La catastrophe de Tchernobyl : un événement tragique
Le 26 avril 1986, à 01h23, un geste humain durant un test de sécurité provoqua une explosion au réacteur numéro quatre de la centrale de Tchernobyl, en Ukraine. Cette explosion, considérée comme le premier « Super-GAU », entraîna une libération massive de matières radioactives dans l’atmosphère, influençant non seulement le pays mais également le reste de l’Europe.
Des vents radioactifs : une propagation mondiale
Le combustible nucléaire brûla pendant plus de dix jours et les autorités, dans une tentative de contenir la catastrophe, déversèrent des milliers de tonnes de sable, d’argile et de plomb depuis des hélicoptères. Selon l’Agence internationale de l’énergie atomique (AIEA), la catastrophe fut causée par « d’importants défauts de conception du réacteur et du système d’arrêt », en plus de violations des protocoles de sécurité.

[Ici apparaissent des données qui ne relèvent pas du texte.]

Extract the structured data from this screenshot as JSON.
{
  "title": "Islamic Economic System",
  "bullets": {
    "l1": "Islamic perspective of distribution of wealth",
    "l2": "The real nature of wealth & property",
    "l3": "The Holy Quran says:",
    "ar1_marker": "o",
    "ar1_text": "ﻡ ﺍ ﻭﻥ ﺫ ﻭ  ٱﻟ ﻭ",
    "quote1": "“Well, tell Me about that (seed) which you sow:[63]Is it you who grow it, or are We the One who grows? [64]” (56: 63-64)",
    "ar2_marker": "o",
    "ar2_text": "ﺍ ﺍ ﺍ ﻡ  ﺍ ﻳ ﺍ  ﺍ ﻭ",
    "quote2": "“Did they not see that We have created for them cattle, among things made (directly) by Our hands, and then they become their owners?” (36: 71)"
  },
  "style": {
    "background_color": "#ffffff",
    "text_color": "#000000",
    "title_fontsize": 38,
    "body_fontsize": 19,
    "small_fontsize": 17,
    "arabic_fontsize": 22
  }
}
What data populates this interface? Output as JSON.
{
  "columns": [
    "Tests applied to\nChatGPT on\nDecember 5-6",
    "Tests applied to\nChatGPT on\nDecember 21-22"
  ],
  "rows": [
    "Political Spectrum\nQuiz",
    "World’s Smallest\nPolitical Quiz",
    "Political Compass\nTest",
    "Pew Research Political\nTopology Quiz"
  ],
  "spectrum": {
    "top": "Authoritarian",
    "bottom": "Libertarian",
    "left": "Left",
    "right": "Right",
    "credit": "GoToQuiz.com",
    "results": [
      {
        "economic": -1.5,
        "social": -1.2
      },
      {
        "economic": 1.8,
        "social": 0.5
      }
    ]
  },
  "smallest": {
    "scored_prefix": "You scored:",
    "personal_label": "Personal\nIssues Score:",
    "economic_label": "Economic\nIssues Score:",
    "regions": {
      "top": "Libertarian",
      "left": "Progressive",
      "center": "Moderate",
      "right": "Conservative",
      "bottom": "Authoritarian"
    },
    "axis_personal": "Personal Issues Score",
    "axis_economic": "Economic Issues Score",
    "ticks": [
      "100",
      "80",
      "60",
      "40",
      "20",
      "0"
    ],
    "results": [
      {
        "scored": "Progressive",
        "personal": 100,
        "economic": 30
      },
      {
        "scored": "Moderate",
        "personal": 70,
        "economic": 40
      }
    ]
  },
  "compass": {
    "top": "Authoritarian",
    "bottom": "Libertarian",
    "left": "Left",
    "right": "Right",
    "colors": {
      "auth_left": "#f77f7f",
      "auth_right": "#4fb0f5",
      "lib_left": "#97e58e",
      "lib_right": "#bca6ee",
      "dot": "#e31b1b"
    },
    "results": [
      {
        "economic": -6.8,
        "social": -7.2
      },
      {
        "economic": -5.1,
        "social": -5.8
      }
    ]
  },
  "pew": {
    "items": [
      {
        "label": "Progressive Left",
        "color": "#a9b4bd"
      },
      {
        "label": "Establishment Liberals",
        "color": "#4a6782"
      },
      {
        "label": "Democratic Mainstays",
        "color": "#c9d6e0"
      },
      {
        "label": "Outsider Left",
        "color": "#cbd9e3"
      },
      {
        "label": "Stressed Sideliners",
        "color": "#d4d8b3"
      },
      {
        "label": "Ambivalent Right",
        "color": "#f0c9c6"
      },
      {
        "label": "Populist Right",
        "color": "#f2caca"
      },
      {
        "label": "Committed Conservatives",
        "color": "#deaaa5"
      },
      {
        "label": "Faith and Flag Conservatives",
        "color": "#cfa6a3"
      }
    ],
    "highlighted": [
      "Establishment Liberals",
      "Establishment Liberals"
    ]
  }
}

Les vents présents le jour de l’accident transportèrent les radionucléides vers la Pologne, la Scandinavie et d’autres régions d’Europe, créant une seconde et troisième vague de pollution, touchant des pays tels que l’Allemagne, la Roumanie et la Bulgarie. Ce ne fut que le 28 avril, deux jours après l’explosion, qu’une alerte publique fut émise, suite à une augmentation des niveaux de radiation en Suède.
Un territoire devenu inhabitable
Les autorités soviétiques instituèrent une zone d’exclusion de 30 kilomètres autour de la centrale. La ville de Pripyat, située à seulement trois kilomètres de la centrale et comptant 48 000 habitants en 1986, fut complètement évacuée. Cet accident, le plus grave dans l’utilisation civile de l’énergie nucléaire, entraîna la mort immédiate de deux personnes lors de l’explosion et de 28 pompiers dans les trois mois suivants à cause de l’intoxication aiguë par radiation.
Des rapports de l’ONU stipulent qu’environ 4 000 personnes pourraient mourir des effets à long terme, notamment du cancer. D’autres études de l’Organisation mondiale de la santé (OMS) estiment ce chiffre à 9 000, mettant en lumière les préoccupations des organisations comme l’IPPNW, qui estiment que les chiffres officiels sont sous-estimés.
Les liquidateurs : des héros méconnus
Des centaines de milliers de « liquidateurs », des ouvriers et militaires provenant de toutes les républiques soviétiques, participèrent à la dépollution du site. Ces travailleurs étaient souvent exposés à des niveaux de radiation très élevés et ne pouvaient passer que quelques minutes dans la zone contaminée. Leur bravoure est souvent passée sous silence, mais leur rôle fut déterminant pour contenir la catastrophe.
La lenteur de la communication officielle
La communauté internationale ne fut informée de la catastrophe que le 30 avril. Le président soviétique de l’époque, Mikhaïl Gorbatchev, reconnut publiquement l’accident le 14 mai. Cette lenteur dans la communication provoqua une panique et une méfiance croissante envers l’énergie nucléaire, catalysant des mouvements anti-nucléaires à travers l’Europe.
Peu après la catastrophe, le ministère fédéral de l’environnement fut établi en Allemagne, suivi de la création de l’Agence fédérale de protection contre les radiations. De nouvelles réglementations sur les limites de radioactivité dans les aliments et l’environnement furent également mises en place.
La réponse post-catastrophe
Après l’accident, le réacteur endommagé fut recouvert d’une structure de béton connue sous le nom de « sarcophage ». En 2016, une nouvelle structure de confinement, le « New Safe Confinement », fut intégrée à la centrale pour remplacer le sarcophage. Malheureusement, cette nouvelle structure subit des dommages importants en 2025, exacerbant les craintes quant à la sécurité du site.
La catastrophe de Tchernobyl demeure un événement tragique qui a ouvert les yeux sur les dangers potentiels de l’énergie nucléaire. Elle illustre l’importance de la transparence, de la sécurité et des protocoles stricts dans la gestion des centrales nucléaires.